In the framework of the TMI-2 VIP (Vessel Investigation Programme) considerable research efforts were devoted to the Reactor Pressure Vessel (RPV) behaviour under severe accident conditions. The major topic was the behaviour of the lower pressure vessel head in case of core melt situations. Phenomena like the flow and distribution of the core debris on the vessel bottom, and the thickness of the crust insulation layer were considered in various numerical simulation programmes, as they determine the temperature distribution and the creep behaviour. These models enabled to extrapolate first results to different vessel geometries. The objective of the project is to establish a consensus on the present capabilities to describe the thermal load and the structural response of the lower pressure vessel head in case of meltdown scenarios. An extension of the Project is foreseen to investigate impact effects on the upper vessel head. A major portion of the project is the generation of a materials database for typical pressure vessel materials, with existing experimental results and with the results of specific new experiments for extreme values of temperature and loading. Benchmark calculations are performed to determine the capabilities of existing models to describe the thermal loading and the structural response of the pressure vessel lower head and to assess the sensitivity of the models to certain input parameters.

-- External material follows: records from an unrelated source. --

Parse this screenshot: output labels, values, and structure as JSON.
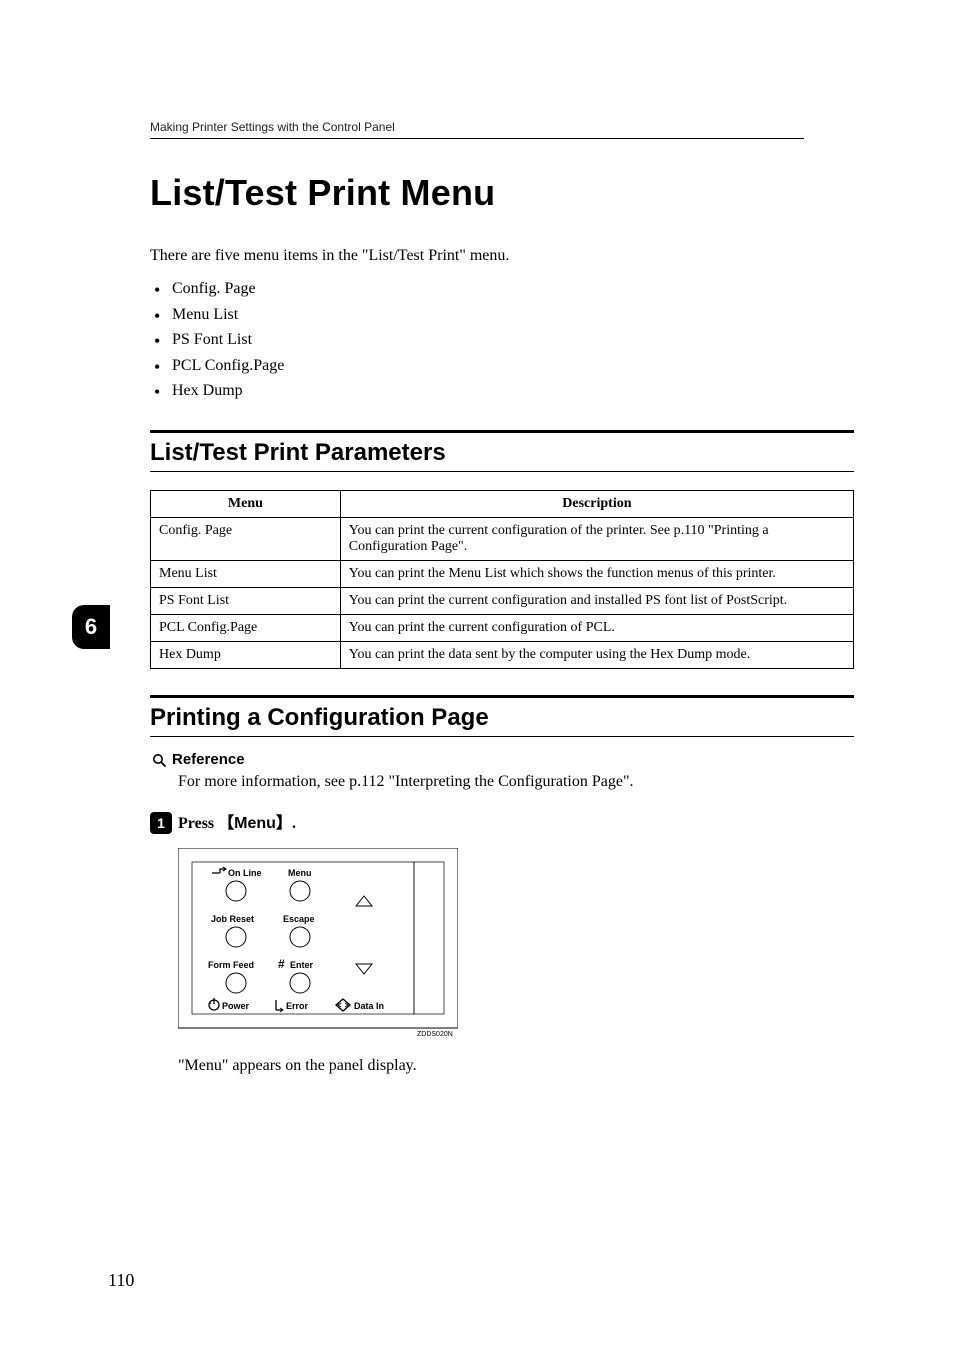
{
  "running_header": "Making Printer Settings with the Control Panel",
  "title": "List/Test Print Menu",
  "intro": "There are five menu items in the \"List/Test Print\" menu.",
  "items": [
    "Config. Page",
    "Menu List",
    "PS Font List",
    "PCL Config.Page",
    "Hex Dump"
  ],
  "section1": "List/Test Print Parameters",
  "table": {
    "head": [
      "Menu",
      "Description"
    ],
    "rows": [
      [
        "Config. Page",
        "You can print the current configuration of the printer. See p.110 \"Printing a Configuration Page\"."
      ],
      [
        "Menu List",
        "You can print the Menu List which shows the function menus of this printer."
      ],
      [
        "PS Font List",
        "You can print the current configuration and installed PS font list of PostScript."
      ],
      [
        "PCL Config.Page",
        "You can print the current configuration of PCL."
      ],
      [
        "Hex Dump",
        "You can print the data sent by the computer using the Hex Dump mode."
      ]
    ]
  },
  "section2": "Printing a Configuration Page",
  "reference_label": "Reference",
  "reference_text": "For more information, see p.112 \"Interpreting the Configuration Page\".",
  "step1_prefix": "Press ",
  "step1_key": "Menu",
  "step1_suffix": ".",
  "panel": {
    "on_line": "On Line",
    "menu": "Menu",
    "job_reset": "Job Reset",
    "escape": "Escape",
    "form_feed": "Form Feed",
    "enter": "Enter",
    "power": "Power",
    "error": "Error",
    "data_in": "Data In",
    "code": "ZDDS020N"
  },
  "caption_after": "\"Menu\" appears on the panel display.",
  "sidebar_number": "6",
  "page_number": "110"
}
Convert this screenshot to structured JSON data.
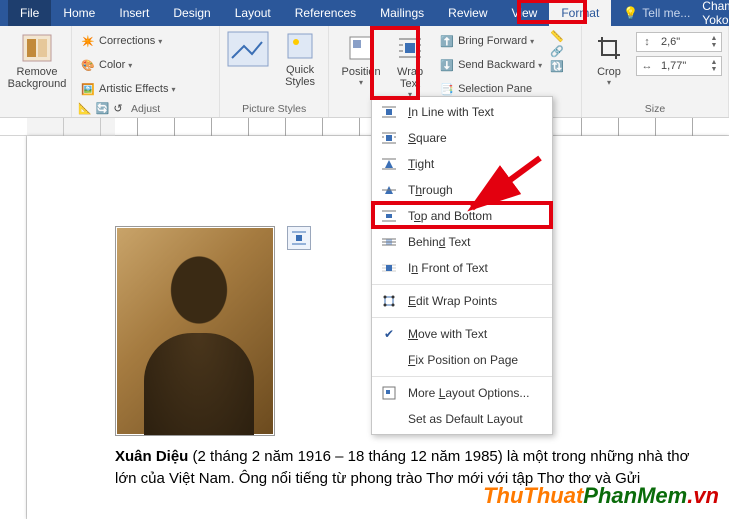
{
  "menubar": {
    "file": "File",
    "tabs": [
      "Home",
      "Insert",
      "Design",
      "Layout",
      "References",
      "Mailings",
      "Review",
      "View",
      "Format"
    ],
    "active": "Format",
    "tellme": "Tell me...",
    "user": "Cham Yoko"
  },
  "ribbon": {
    "adjust": {
      "remove_bg": "Remove\nBackground",
      "corrections": "Corrections",
      "color": "Color",
      "artistic": "Artistic Effects",
      "label": "Adjust"
    },
    "styles": {
      "quick": "Quick\nStyles",
      "label": "Picture Styles"
    },
    "arrange": {
      "position": "Position",
      "wrap": "Wrap\nText",
      "forward": "Bring Forward",
      "backward": "Send Backward",
      "selection": "Selection Pane"
    },
    "size": {
      "crop": "Crop",
      "height": "2,6\"",
      "width": "1,77\"",
      "label": "Size"
    }
  },
  "wrap_menu": {
    "inline": "In Line with Text",
    "square": "Square",
    "tight": "Tight",
    "through": "Through",
    "topbottom": "Top and Bottom",
    "behind": "Behind Text",
    "infront": "In Front of Text",
    "editpoints": "Edit Wrap Points",
    "movewith": "Move with Text",
    "fixpos": "Fix Position on Page",
    "more": "More Layout Options...",
    "default": "Set as Default Layout"
  },
  "doc": {
    "bold": "Xuân Diệu",
    "para": " (2 tháng 2 năm 1916 – 18 tháng 12 năm 1985) là một trong những nhà thơ lớn của Việt Nam. Ông nổi tiếng từ phong trào Thơ mới với tập Thơ thơ và Gửi"
  },
  "watermark": {
    "a": "ThuThuat",
    "b": "PhanMem",
    "c": ".vn"
  }
}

For the input into the databank creep and tensile data of RPV steels and cladding material produced in the framework of a German research programme and data from the TMI VIP and former reports published by US institutions were digitalized and physical data collected from the literature.

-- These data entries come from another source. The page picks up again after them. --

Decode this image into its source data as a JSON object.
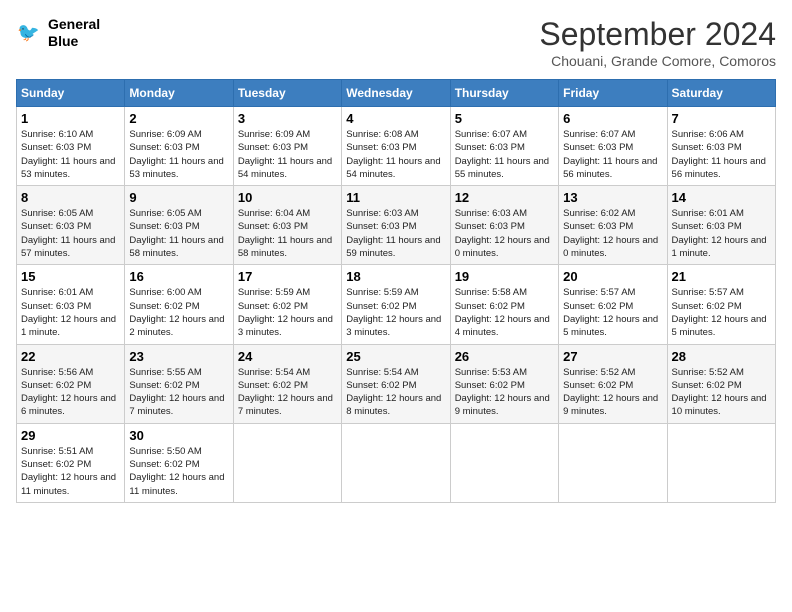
{
  "header": {
    "logo_line1": "General",
    "logo_line2": "Blue",
    "month": "September 2024",
    "location": "Chouani, Grande Comore, Comoros"
  },
  "days_of_week": [
    "Sunday",
    "Monday",
    "Tuesday",
    "Wednesday",
    "Thursday",
    "Friday",
    "Saturday"
  ],
  "weeks": [
    [
      {
        "day": "1",
        "sunrise": "Sunrise: 6:10 AM",
        "sunset": "Sunset: 6:03 PM",
        "daylight": "Daylight: 11 hours and 53 minutes."
      },
      {
        "day": "2",
        "sunrise": "Sunrise: 6:09 AM",
        "sunset": "Sunset: 6:03 PM",
        "daylight": "Daylight: 11 hours and 53 minutes."
      },
      {
        "day": "3",
        "sunrise": "Sunrise: 6:09 AM",
        "sunset": "Sunset: 6:03 PM",
        "daylight": "Daylight: 11 hours and 54 minutes."
      },
      {
        "day": "4",
        "sunrise": "Sunrise: 6:08 AM",
        "sunset": "Sunset: 6:03 PM",
        "daylight": "Daylight: 11 hours and 54 minutes."
      },
      {
        "day": "5",
        "sunrise": "Sunrise: 6:07 AM",
        "sunset": "Sunset: 6:03 PM",
        "daylight": "Daylight: 11 hours and 55 minutes."
      },
      {
        "day": "6",
        "sunrise": "Sunrise: 6:07 AM",
        "sunset": "Sunset: 6:03 PM",
        "daylight": "Daylight: 11 hours and 56 minutes."
      },
      {
        "day": "7",
        "sunrise": "Sunrise: 6:06 AM",
        "sunset": "Sunset: 6:03 PM",
        "daylight": "Daylight: 11 hours and 56 minutes."
      }
    ],
    [
      {
        "day": "8",
        "sunrise": "Sunrise: 6:05 AM",
        "sunset": "Sunset: 6:03 PM",
        "daylight": "Daylight: 11 hours and 57 minutes."
      },
      {
        "day": "9",
        "sunrise": "Sunrise: 6:05 AM",
        "sunset": "Sunset: 6:03 PM",
        "daylight": "Daylight: 11 hours and 58 minutes."
      },
      {
        "day": "10",
        "sunrise": "Sunrise: 6:04 AM",
        "sunset": "Sunset: 6:03 PM",
        "daylight": "Daylight: 11 hours and 58 minutes."
      },
      {
        "day": "11",
        "sunrise": "Sunrise: 6:03 AM",
        "sunset": "Sunset: 6:03 PM",
        "daylight": "Daylight: 11 hours and 59 minutes."
      },
      {
        "day": "12",
        "sunrise": "Sunrise: 6:03 AM",
        "sunset": "Sunset: 6:03 PM",
        "daylight": "Daylight: 12 hours and 0 minutes."
      },
      {
        "day": "13",
        "sunrise": "Sunrise: 6:02 AM",
        "sunset": "Sunset: 6:03 PM",
        "daylight": "Daylight: 12 hours and 0 minutes."
      },
      {
        "day": "14",
        "sunrise": "Sunrise: 6:01 AM",
        "sunset": "Sunset: 6:03 PM",
        "daylight": "Daylight: 12 hours and 1 minute."
      }
    ],
    [
      {
        "day": "15",
        "sunrise": "Sunrise: 6:01 AM",
        "sunset": "Sunset: 6:03 PM",
        "daylight": "Daylight: 12 hours and 1 minute."
      },
      {
        "day": "16",
        "sunrise": "Sunrise: 6:00 AM",
        "sunset": "Sunset: 6:02 PM",
        "daylight": "Daylight: 12 hours and 2 minutes."
      },
      {
        "day": "17",
        "sunrise": "Sunrise: 5:59 AM",
        "sunset": "Sunset: 6:02 PM",
        "daylight": "Daylight: 12 hours and 3 minutes."
      },
      {
        "day": "18",
        "sunrise": "Sunrise: 5:59 AM",
        "sunset": "Sunset: 6:02 PM",
        "daylight": "Daylight: 12 hours and 3 minutes."
      },
      {
        "day": "19",
        "sunrise": "Sunrise: 5:58 AM",
        "sunset": "Sunset: 6:02 PM",
        "daylight": "Daylight: 12 hours and 4 minutes."
      },
      {
        "day": "20",
        "sunrise": "Sunrise: 5:57 AM",
        "sunset": "Sunset: 6:02 PM",
        "daylight": "Daylight: 12 hours and 5 minutes."
      },
      {
        "day": "21",
        "sunrise": "Sunrise: 5:57 AM",
        "sunset": "Sunset: 6:02 PM",
        "daylight": "Daylight: 12 hours and 5 minutes."
      }
    ],
    [
      {
        "day": "22",
        "sunrise": "Sunrise: 5:56 AM",
        "sunset": "Sunset: 6:02 PM",
        "daylight": "Daylight: 12 hours and 6 minutes."
      },
      {
        "day": "23",
        "sunrise": "Sunrise: 5:55 AM",
        "sunset": "Sunset: 6:02 PM",
        "daylight": "Daylight: 12 hours and 7 minutes."
      },
      {
        "day": "24",
        "sunrise": "Sunrise: 5:54 AM",
        "sunset": "Sunset: 6:02 PM",
        "daylight": "Daylight: 12 hours and 7 minutes."
      },
      {
        "day": "25",
        "sunrise": "Sunrise: 5:54 AM",
        "sunset": "Sunset: 6:02 PM",
        "daylight": "Daylight: 12 hours and 8 minutes."
      },
      {
        "day": "26",
        "sunrise": "Sunrise: 5:53 AM",
        "sunset": "Sunset: 6:02 PM",
        "daylight": "Daylight: 12 hours and 9 minutes."
      },
      {
        "day": "27",
        "sunrise": "Sunrise: 5:52 AM",
        "sunset": "Sunset: 6:02 PM",
        "daylight": "Daylight: 12 hours and 9 minutes."
      },
      {
        "day": "28",
        "sunrise": "Sunrise: 5:52 AM",
        "sunset": "Sunset: 6:02 PM",
        "daylight": "Daylight: 12 hours and 10 minutes."
      }
    ],
    [
      {
        "day": "29",
        "sunrise": "Sunrise: 5:51 AM",
        "sunset": "Sunset: 6:02 PM",
        "daylight": "Daylight: 12 hours and 11 minutes."
      },
      {
        "day": "30",
        "sunrise": "Sunrise: 5:50 AM",
        "sunset": "Sunset: 6:02 PM",
        "daylight": "Daylight: 12 hours and 11 minutes."
      },
      null,
      null,
      null,
      null,
      null
    ]
  ]
}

In the development of structural models describing the behaviour of the RPV lower head with an inside pool of molten corium, the geometry of the lower head was in all cases simplified by a hemisphere, sometimes with an adjacent cylinder of different wall thickness and a taper in between.
Some of the most important results of the calculations are:
- When only elastic plastic effects are considered, the temperature gradient has a minor effect while the mean temperature of the wall is most important. However the temperature gradient has a large effect on creep deformations as soon as the temperatures are high enough.
- The influence of the dead weight of the corium is significant at low pressures (< about 1 MPa).
- At high pressure creep and plastic failure take place at the bottom of the hemisphere.
- A hot spot with a diameter of 1m is too small for a uniform plastic instability to develop, therefore the pressures resulting in failure are considerably higher than for a bottom with uniform high temperature.
- The lifetime of the vessel decreases strongly with rising external temperature, an important fact for outside cooling.
A simplified model of heat transfer from a volume heated pool is developed for use in accident codes.
Here the LOWHED code has to be mentioned, which is an integrated model for debris behaviour and thermal attack on the lower heat and internal structures, with a simplified treatment of lower head failure.
Screening calculations for dynamic loadings
Screening calculations of the response of the vessel lower head to steam explosions have been performed with PLEXUS. They should give the order of magnitude of the maximum energy input which can be sustained by the vessel for different ways of energy input.
Work programme The development of the materials database takes into account the most recent experimental results relevant to pressure vessels, analyzing the data with respect to median values and uncertainty bands. The data are provided in ready-for-use format for finite element codes. GRS/Cologne performs calculations of failure modes and time sequences of a PWR lower head without penetrations under various severe accident conditions. Slug impact tests on the upper vessel head are being performed in the BERDA facility of KfK: the calculations focus on strain-rate effects and energy dissipation by structural deformation. Dynamic loadings on a pressure vessel under severe accident conditions are computed by the participants in the framework of a benchmark exercise about plastic and creep failure. Thermal calculations of a turbulent heated pool of molten corium are performed by CEA-IPSN/Fontenay. ENEA-DRI/Rome and ENEL-VDN/Rome are examining jointly outside-vessel cooling techniques on the basis of corium/RPV interaction calculations, with and without water in the vessel. They are using the computer codes TRIO-EF and CORIUM-2D for the thermo-hydraulics and CASTEM-2000 for the thermo-mechanics. They are also developing, with the University of Pisa and ANPA/Rome, dynamic structural loading models under in-vessel steam explosion and H2 detonation conditions. This helps in particular in predicting stresses and deformations for the bolted flange of the upper vessel, needed for the precalculations of the BERDA experiments. The experiments performed by CEA-DRN/Saclay include new creep and rupture data at 700 and 1000 C. New constitutive equations under multi-axial conditions are derived from rupture experiments with non-uniform thickness tubes in connection with penetration tube failure analysis. The creep tests performed at KFA/Jülich focus on large specimen effects (Diameter=70 mm and height= 1000 mm) at 700 and 1000 C. Effects of strain-rate, pressure and temperature drop are investigated by SIEMENS-KWU/Erlangen, and radiation & heat flux distribution effects in the case of outside-vessel cooling.